Proof attempt:
(a) $g^ng^m=g^{n+m}$
(b) $(g^n)^{-1}=g^{-n}$
Proof(informal rough draft).
(a) Since $g\in G$, we can rewrite $g^n=gg...g$ for n-factors of $g$ and $g^m=gg...g$ for m-factors of $g$, since rules of exponents still hold for groups(given definition in the book). If $G$ is under a group under addition, we can add the exponents to obtain $g^ng^m=g^{n+m}$.
Have not yet began (b).
Thoughts? This is an intro to group theory/proof class so instructor said it should be simple yet very direct.
Your proof of part (a) is, as mentioned in the comments, not a proof; you are assuming that which you wish to show. Furthermore, writing "If $G$ is under a group [sic] under addition, we can add the exponents to obtain $g^n g^m = g^{n+m}$ is not just assuming that which you want to show, but also is misleading: this identity holds in any group, and the question asks you to show that it indeed holds for any group, not just a group with addition as its operation.
As this looks like homework, I'll give a hint for each question.
For part (a), you say that the definition of $g^n$ that you were given is as the product of $n$ copies of $g$. What happens if you multiply $n$ copies of $g$, and then multiply this by $m$ copies of $g$? How do you write this product in your group, before and after you carry out the multiplication?
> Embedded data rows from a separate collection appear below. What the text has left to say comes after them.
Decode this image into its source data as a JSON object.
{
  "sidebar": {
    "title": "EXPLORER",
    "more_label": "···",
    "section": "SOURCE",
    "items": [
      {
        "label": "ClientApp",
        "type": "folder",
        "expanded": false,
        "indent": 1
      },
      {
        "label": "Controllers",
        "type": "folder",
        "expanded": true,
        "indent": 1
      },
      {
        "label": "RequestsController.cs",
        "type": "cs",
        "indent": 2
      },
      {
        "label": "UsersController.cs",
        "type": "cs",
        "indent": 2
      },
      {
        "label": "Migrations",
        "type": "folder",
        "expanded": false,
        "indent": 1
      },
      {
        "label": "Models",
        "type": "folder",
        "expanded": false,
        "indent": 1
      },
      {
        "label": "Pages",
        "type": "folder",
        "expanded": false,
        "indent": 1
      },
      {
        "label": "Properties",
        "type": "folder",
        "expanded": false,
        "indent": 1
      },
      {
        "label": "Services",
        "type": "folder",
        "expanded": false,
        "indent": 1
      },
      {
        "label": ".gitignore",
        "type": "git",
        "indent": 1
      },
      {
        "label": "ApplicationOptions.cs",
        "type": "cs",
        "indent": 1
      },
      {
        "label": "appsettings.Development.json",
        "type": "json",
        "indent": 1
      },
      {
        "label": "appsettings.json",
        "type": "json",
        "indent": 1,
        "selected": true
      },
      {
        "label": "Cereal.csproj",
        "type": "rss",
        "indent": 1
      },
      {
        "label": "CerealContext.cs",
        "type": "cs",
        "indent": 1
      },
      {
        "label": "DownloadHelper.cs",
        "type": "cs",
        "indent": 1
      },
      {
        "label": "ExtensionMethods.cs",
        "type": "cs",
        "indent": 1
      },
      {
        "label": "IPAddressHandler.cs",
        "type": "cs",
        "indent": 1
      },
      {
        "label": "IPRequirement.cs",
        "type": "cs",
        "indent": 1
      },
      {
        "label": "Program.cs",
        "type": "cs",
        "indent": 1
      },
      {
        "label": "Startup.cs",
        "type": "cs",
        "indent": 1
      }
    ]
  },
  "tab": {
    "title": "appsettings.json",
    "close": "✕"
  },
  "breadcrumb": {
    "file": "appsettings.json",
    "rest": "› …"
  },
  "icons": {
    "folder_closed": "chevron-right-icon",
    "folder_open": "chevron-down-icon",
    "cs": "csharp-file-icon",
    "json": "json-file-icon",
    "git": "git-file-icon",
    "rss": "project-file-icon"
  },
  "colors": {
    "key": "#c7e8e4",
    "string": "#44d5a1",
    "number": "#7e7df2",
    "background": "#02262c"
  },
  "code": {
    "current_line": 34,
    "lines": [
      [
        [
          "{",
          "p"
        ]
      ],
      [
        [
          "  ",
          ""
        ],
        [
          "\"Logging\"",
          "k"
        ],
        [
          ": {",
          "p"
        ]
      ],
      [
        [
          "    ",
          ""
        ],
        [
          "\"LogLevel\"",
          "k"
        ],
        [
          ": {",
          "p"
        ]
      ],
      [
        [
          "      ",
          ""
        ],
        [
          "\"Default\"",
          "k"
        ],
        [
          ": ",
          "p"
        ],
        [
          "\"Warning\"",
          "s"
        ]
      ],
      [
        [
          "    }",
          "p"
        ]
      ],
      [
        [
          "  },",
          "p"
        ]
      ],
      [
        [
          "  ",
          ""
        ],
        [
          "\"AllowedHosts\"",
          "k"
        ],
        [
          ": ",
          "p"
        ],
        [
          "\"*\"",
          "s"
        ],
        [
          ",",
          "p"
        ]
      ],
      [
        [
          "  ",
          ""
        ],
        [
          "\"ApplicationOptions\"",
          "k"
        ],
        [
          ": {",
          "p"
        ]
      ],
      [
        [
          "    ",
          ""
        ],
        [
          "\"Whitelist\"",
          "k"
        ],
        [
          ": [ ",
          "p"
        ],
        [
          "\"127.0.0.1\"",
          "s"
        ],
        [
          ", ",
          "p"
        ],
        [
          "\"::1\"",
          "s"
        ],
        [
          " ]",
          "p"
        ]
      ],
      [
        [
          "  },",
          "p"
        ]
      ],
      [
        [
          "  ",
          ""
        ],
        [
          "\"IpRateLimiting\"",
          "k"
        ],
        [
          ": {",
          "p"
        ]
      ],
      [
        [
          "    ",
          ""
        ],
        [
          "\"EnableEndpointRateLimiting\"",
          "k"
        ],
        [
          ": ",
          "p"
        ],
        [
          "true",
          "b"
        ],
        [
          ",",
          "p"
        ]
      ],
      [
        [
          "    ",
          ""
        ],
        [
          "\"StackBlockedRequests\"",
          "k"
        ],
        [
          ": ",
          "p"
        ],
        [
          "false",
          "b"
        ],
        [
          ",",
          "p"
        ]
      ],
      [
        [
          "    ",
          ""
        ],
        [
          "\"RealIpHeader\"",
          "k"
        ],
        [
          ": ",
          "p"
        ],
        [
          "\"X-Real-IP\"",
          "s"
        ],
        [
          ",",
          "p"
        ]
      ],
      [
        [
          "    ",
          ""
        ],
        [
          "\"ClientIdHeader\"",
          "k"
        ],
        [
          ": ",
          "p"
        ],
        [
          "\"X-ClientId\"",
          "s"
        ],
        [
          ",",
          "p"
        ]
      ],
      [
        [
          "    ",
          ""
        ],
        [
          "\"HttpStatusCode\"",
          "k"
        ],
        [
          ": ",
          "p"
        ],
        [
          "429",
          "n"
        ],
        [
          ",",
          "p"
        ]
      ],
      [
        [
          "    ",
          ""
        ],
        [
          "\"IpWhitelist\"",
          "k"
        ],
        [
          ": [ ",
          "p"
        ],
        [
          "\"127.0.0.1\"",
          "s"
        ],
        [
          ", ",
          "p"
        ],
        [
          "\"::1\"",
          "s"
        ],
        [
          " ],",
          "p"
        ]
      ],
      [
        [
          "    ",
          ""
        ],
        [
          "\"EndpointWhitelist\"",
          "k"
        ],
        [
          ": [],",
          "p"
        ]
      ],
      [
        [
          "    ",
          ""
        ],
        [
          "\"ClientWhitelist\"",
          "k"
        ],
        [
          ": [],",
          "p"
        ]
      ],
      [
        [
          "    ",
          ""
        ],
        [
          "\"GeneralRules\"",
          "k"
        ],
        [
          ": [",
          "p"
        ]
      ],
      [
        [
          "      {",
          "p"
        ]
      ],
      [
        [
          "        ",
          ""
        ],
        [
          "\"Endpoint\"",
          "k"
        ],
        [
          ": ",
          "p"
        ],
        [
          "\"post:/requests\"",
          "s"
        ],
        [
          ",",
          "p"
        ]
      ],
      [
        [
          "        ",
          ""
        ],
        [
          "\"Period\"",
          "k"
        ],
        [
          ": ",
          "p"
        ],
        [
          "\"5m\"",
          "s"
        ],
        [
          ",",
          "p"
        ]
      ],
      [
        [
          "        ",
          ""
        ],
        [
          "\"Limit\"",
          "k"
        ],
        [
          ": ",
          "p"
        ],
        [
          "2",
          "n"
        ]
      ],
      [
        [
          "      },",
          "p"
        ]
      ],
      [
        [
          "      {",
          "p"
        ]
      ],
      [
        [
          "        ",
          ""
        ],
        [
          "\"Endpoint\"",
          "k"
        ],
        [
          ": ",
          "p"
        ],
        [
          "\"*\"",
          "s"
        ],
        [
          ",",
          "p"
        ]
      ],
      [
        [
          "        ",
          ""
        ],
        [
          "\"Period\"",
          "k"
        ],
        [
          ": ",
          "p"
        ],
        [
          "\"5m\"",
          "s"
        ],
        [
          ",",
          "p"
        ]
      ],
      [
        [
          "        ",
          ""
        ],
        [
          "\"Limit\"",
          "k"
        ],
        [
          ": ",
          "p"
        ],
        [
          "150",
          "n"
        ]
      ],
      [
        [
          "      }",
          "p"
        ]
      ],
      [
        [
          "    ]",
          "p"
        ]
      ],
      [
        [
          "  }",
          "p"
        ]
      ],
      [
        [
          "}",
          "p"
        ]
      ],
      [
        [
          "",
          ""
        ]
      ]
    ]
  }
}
For part (b), as stated in the comments, it suffices to show that $g^n g^{-n}$ is the identity element. As (presumably, analogous to the definition in (a)) the definition of $g^{-n}$ given is the product of $n$ copies of $g^{-1}$, what would you get if you first multiply $n$ copies of $g$, followed by $n$ copies of $g^{-1}$? How would you write either product in $G$?